Coffee at 26th & Cal (or the Cook County Jail)
- probononetwork
- Jul 8, 2014
- 3 min read
by Karen Boyd
The student speaker at my law school graduation spoke of the need for graduates to contribute pro bono hours throughout our careers. I listened to him and thought, “Good luck with that,” as I looked around and saw my classmates ready to head off to careers in Indianapolis and Chicago and smaller Indiana cities. I was going to Louisville to begin work in the corporate real estate section of a large Kentucky firm and, besides, I had loans to pay and a life to begin. Pro bono seemed to be left to other classmates who were still looking for work in the public sector or were jobless.
Life in Louisville was great until my husband got a job in Chicago and I found myself taking a new bar exam and looking for a new job and then found myself with a young son and still looking for a job. I wasn’t good at juggling work at a medium sized firm and more sons so I eventually left the legal world and focused on all of the volunteer efforts that I could manage. I did the normal PTC-stuff and spent several hours a week at the church-run food pantry where I learned many names and almost as many stories from people living nearby who just needed some help feeding their families. I did some hourly legal work and the occasional real estate closing and certainly maintained my license but I could not really continue to call myself a “lawyer” but mostly thought of myself as a very busy woman.
About six months ago a friend suggested that I contact someone that she had known when her son was in school in Oak Park, suggesting that I might like to hear about some of the pro bono legal work that her friend was involved in. That friend was Donna Peel, one of the organizers of the Pro Bono Network (“PBN”), who suggested that we meet for coffee. That coffee turned out instead to be my first trip to the jail at 26th and California. To say that this was a trip outside my western suburban world would understate my first impressions. We went through so many levels of security. I did not mind leaving my phone in the car but was surprised that I could not bring in even a small purse but instead only a small wallet with my license and my new jail ID. Kleenexes were fine but not paperclips. We passed through still more layers of security and were escorted up to our floor by yet another security officer whom Donna knew by first name. We went into a small room that housed the library and a bathroom for the guards and there we met our first client. That’s when it all became more like legal work and yet very familiar on a personal level.
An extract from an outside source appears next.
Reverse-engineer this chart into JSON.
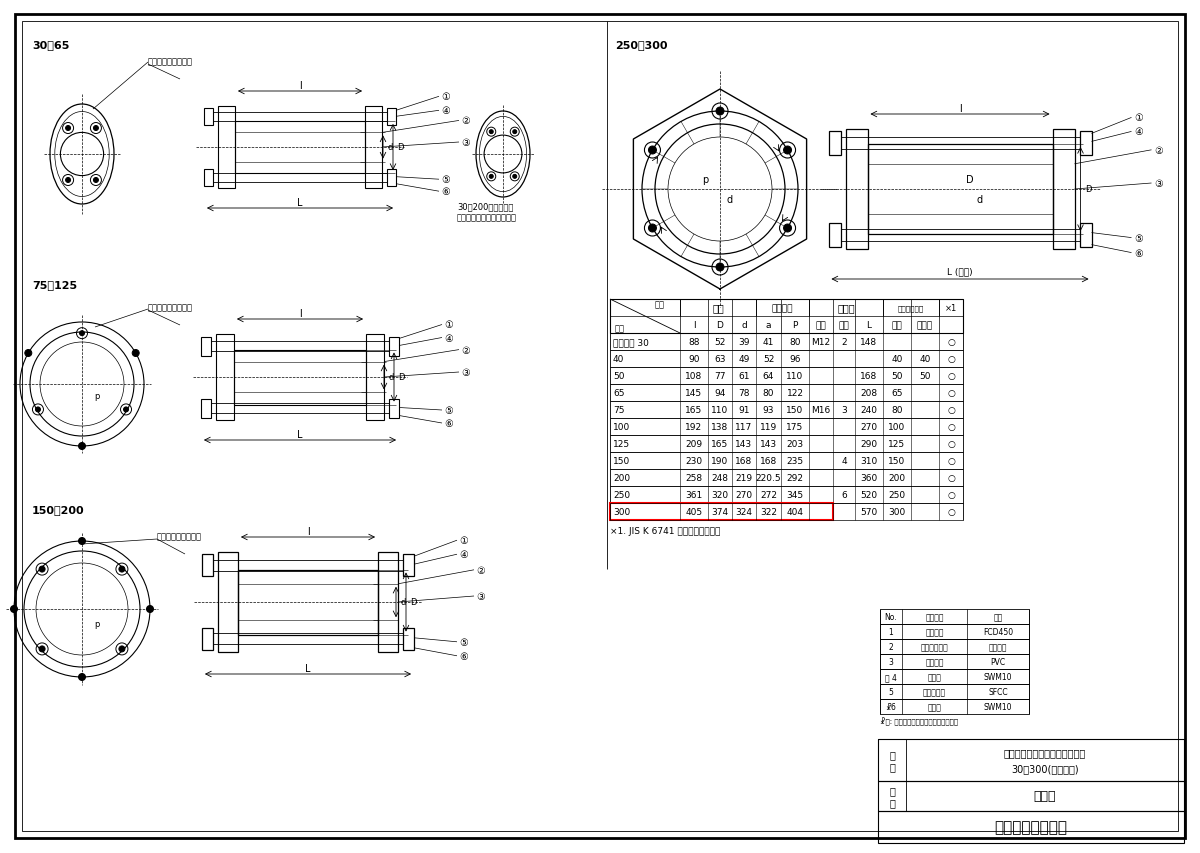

I met with women who, upon incarceration and after taking their court-required parenting classes, needed some legal help to establish guardianships for their children and sometimes help getting contact visits with their children. I have gone back to the jail a few more times and have met an assortment of people, many with serious drug dependencies that caused me to wonder if they will ever be strong enough to be a full time parent to their children; I met a lovely young woman whom all the guards seem to adore and who went out of their way to ask that we do our best to help her—we learned subsequently that it will probably be a few years at least before she is reunited with her daughter but we at least helped her to legally name her mother as the child’s guardian. Every time I visited the jail, I met a person who was concerned about her children’s well being and needed advice and legal help and I then through follow up phone calls heard the stories of families who wanted to protect those children in some fashion. It seemed like the best sort of legal work: helping our client, the mother, but truly helping the children who missed their mother and may not be reunited for some time.
I have volunteered at other PBN sponsored clinics like the CDEL senior clinics where we write simple wills and powers of attorneys for clients. I have helped to start the process for individuals who have amassed major debt by charging groceries on their credit cards and then paid only the minimum payments at the end of the month. I hope to become involved in immigration work and maybe even help to launch an effort to help teenagers expunge their records so that they are eligible for college scholarships and federal loans. In truth, I like the jail work the best but feel really grateful to my friend for directing me to PBN. Every hour that I have spent volunteering has been time well spent.